Traditionally, CNI plugins like Flannel and Calico configure routes or iptables on each node to enable pod-to-pod communication across nodes. The CNI plugin ensures that traffic destined for a Pod IP on a different node is routed appropriately, often using Linux routing tables, encapsulation (VXLAN, IP-in-IP), or BGP

NAT is the process of translating one IP to another IP address using a mapping. It modifies the IP address in packet headers as data moves between networks.

Cillium

Cillium is a CNI plugin that provides networking and security for pods in k8s. Instead of relying on iptables it uses eBPF programs in the linux kernel to handle packet forwarding, network policy enforcement and other functionality at a very low level.

Cillium Agent - runs as Dameonset on every node

  • Is responsible for setting up eBPF programs
  • Communicates changes in pods/services/endpoints.

Cillium Operator

  • Runs as a deployment - and performs cluster-wide tasks (like managing IP address allocations) and helps distribute state.

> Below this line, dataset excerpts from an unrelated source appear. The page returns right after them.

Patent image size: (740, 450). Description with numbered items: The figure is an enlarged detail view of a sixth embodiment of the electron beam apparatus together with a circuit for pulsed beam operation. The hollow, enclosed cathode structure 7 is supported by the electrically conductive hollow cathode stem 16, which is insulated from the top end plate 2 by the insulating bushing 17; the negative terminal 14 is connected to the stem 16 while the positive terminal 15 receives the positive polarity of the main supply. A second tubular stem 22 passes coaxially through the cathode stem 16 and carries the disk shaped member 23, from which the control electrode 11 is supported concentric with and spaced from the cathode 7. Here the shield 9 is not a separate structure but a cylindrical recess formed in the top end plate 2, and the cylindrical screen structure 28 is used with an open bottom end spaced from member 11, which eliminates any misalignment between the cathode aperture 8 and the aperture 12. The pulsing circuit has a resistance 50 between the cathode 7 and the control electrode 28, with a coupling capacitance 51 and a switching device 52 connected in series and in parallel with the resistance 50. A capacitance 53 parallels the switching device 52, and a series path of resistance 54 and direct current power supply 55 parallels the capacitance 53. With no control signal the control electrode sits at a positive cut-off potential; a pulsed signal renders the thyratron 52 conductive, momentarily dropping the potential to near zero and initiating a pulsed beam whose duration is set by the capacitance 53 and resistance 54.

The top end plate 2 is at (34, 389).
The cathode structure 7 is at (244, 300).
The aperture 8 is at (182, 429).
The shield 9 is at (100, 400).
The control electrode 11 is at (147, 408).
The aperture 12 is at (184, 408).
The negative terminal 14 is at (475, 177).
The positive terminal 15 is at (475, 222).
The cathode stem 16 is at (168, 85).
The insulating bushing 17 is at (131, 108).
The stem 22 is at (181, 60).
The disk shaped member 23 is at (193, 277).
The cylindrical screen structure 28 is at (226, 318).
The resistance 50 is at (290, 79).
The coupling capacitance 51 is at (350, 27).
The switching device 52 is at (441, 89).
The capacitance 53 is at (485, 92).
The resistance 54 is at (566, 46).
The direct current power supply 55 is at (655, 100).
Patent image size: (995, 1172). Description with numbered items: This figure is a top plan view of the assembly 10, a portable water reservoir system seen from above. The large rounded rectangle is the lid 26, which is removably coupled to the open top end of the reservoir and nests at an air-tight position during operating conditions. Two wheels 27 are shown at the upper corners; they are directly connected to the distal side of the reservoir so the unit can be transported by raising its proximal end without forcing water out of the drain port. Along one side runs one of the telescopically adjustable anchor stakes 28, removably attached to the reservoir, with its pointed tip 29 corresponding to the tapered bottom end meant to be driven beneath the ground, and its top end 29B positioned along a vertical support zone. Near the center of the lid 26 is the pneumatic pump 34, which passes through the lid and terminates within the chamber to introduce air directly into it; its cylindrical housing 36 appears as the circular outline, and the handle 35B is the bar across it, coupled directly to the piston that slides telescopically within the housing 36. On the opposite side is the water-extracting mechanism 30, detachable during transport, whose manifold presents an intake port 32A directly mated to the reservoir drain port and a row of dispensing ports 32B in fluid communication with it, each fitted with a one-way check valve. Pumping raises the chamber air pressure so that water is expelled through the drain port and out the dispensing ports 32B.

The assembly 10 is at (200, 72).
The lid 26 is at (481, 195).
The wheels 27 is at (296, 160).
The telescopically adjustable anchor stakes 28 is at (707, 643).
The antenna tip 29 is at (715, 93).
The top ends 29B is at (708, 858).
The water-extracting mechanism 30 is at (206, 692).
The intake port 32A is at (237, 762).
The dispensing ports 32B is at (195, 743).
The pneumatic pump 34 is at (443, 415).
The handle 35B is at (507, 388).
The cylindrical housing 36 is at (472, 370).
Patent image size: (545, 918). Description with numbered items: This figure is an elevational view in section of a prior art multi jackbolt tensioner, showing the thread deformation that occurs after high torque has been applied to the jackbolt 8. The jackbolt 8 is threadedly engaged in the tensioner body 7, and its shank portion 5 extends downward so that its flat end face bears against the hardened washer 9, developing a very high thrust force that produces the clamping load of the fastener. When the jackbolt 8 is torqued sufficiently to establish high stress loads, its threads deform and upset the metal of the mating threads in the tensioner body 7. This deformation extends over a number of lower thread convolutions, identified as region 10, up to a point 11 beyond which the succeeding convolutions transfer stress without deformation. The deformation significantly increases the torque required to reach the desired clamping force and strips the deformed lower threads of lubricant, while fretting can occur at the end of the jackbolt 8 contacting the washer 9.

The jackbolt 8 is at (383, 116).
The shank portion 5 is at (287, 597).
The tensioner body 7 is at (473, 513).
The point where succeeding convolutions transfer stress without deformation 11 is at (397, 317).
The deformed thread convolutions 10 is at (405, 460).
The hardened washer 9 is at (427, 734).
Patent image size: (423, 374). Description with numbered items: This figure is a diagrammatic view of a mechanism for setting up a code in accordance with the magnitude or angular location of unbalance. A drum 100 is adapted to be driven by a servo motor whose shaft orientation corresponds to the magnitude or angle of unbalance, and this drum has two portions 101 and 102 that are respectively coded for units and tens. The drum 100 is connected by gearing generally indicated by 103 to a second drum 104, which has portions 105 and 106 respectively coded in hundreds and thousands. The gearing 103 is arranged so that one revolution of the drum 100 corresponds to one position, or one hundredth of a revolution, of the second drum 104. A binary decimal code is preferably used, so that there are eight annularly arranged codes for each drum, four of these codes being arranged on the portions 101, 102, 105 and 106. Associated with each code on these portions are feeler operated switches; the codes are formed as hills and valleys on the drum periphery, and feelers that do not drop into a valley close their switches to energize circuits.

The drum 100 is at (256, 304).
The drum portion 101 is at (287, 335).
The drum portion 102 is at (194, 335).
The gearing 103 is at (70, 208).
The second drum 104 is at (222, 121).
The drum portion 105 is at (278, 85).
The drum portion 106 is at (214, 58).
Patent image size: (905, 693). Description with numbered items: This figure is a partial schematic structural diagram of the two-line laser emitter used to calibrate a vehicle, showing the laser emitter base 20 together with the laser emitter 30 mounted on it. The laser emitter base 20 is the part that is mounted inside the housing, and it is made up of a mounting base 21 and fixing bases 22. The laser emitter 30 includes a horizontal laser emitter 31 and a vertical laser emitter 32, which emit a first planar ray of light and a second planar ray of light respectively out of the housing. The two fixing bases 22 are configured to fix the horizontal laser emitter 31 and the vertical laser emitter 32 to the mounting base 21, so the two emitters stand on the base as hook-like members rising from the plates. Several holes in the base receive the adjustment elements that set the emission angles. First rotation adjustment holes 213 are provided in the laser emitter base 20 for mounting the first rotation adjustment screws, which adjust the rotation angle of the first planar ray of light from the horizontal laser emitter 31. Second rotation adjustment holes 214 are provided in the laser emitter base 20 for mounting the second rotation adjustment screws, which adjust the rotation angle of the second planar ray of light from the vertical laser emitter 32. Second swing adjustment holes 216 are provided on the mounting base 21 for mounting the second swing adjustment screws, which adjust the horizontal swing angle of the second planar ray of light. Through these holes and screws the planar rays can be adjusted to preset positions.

The way it works in Cillium is like this: pod initiates a connection eBPF on the local node performs NAT translation to find the destination pod address if the destination pod is local, eBPF sends the packet locally if the pod is remote, eBPF encapsulates and sends it across the network on the remote node, eBPF decapsulates the packet, looks up reverse NAT entries, and delivers it to the destination pod the same path is followed in reverse for the response

Most Cilium users configure Cilium as a complete replacement for kube-proxy to take advantage of the eBPF-based service handling

Note: CNI plugins do not interfere with Kube-Proxy which is responsible specifically for Service-Based traffic, not pod-to-pod networking.